Hi, as above the bridging visa is simple to get. You do not need proof of anything. Just complete the form and hand it in to immigration. As another posted said they had theirs an about a week by post I got it done in person at immigration. Don't worry you will be allowed to leave the country for your holiday. 


----------



## llawjm (Jul 7, 2011)

Hi again!

Scenario: If my partner is on Bridging Visa A (BVA) and then applied for Bridging Visa B (BVB) to spend a month overseas for Christmas to see family, then returns to Australia.

Question: Will she be returning to Australia on BVA or BVA? Will her working rights from BVA still be valid for when she returns in Australia and until a decision is made on visa 820.

I'm assuming they will be fine?? But then again, you can never assume!

*** UPDATE ***
The Australian Government have answered my question on the form!



> Bridging visa B: (the travel visa) for those who have a Bridging visa A (or existing Bridging visa B) and have substantial reasons for travelling overseas during processing of their substantive visa application.
> 
> The Bridging visa B has the same work conditions as the Bridging visa A or B held at the time.
> 
> http://www.immi.gov.au/allforms/pdf/1024i.pdf


Thanks


----------



## whatnext (Aug 3, 2011)

Also remember that when her BVB expires she must reapply for BVA.


----------



## llawjm (Jul 7, 2011)

Funny you mentioned reapplying for BVA as I just read that on this really informative blog:

Australian Immigration Blog - Grant Williams

*My concern is still the substantial reason for travel on the BVB*



> To be granted a BVB you must 'convince' DIAC that you have a 'substantial reason for travel'. This sounds ominous and I have seen quite a few applicants turned away at the DIAC counter by an officer telling them that he or she does not consider that they have a substantial reason to travel. They wander off looking confused. The reason for this provision is that DIAC want you here just in case they a) need you in relation to your application or b) what to make a decision on your application which will not be possible if you are overseas. Processing officers usually check with for example the MRT / RRT to determine if your application is likely to be heard in the time you propose to be overseas. If it is you're not going to get the BVB.
> 
> Don't be put off by the 'substantial reason for travel' criterion by a counter officer. Generally almost anything is substantial reason and it is a subjective judgement - however going somewhere for a couple of weeks in the sun probably will not fly!
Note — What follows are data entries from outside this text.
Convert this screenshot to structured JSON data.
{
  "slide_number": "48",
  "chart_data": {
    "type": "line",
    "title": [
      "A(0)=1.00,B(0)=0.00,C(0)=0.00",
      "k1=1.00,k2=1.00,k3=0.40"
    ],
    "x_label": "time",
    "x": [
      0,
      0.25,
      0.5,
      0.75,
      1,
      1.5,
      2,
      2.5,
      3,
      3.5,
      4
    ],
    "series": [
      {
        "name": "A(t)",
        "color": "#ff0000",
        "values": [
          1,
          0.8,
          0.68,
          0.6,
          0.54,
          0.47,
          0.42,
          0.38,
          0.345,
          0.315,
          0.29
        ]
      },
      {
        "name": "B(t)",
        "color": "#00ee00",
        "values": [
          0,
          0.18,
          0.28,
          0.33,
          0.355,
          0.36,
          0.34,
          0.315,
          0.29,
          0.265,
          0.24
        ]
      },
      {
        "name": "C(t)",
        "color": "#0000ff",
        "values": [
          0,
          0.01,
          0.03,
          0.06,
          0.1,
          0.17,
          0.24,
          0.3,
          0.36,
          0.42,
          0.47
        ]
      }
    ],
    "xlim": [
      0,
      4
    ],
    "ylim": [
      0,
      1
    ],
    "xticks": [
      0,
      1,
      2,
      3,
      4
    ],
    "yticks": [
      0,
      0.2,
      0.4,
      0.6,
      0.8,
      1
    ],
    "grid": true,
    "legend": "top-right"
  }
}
Insist on being given a ticket if you're there to let a processing officer see your application.


*Our substantial reason for travel*
To spend time with the applicant's family (mother, father, sister and grand parents) who all reside in [country name] as applicant has been away for over 1 year. This period co-incides with Christmas and flights have been purchased.

Thoughts on our reason?


----------



## whatnext (Aug 3, 2011)

Seeing as your application will only be in a couple of months before your travel I can't see you would have a problem. What visa is your partner on now?


----------



## llawjm (Jul 7, 2011)

Working Holiday visa


----------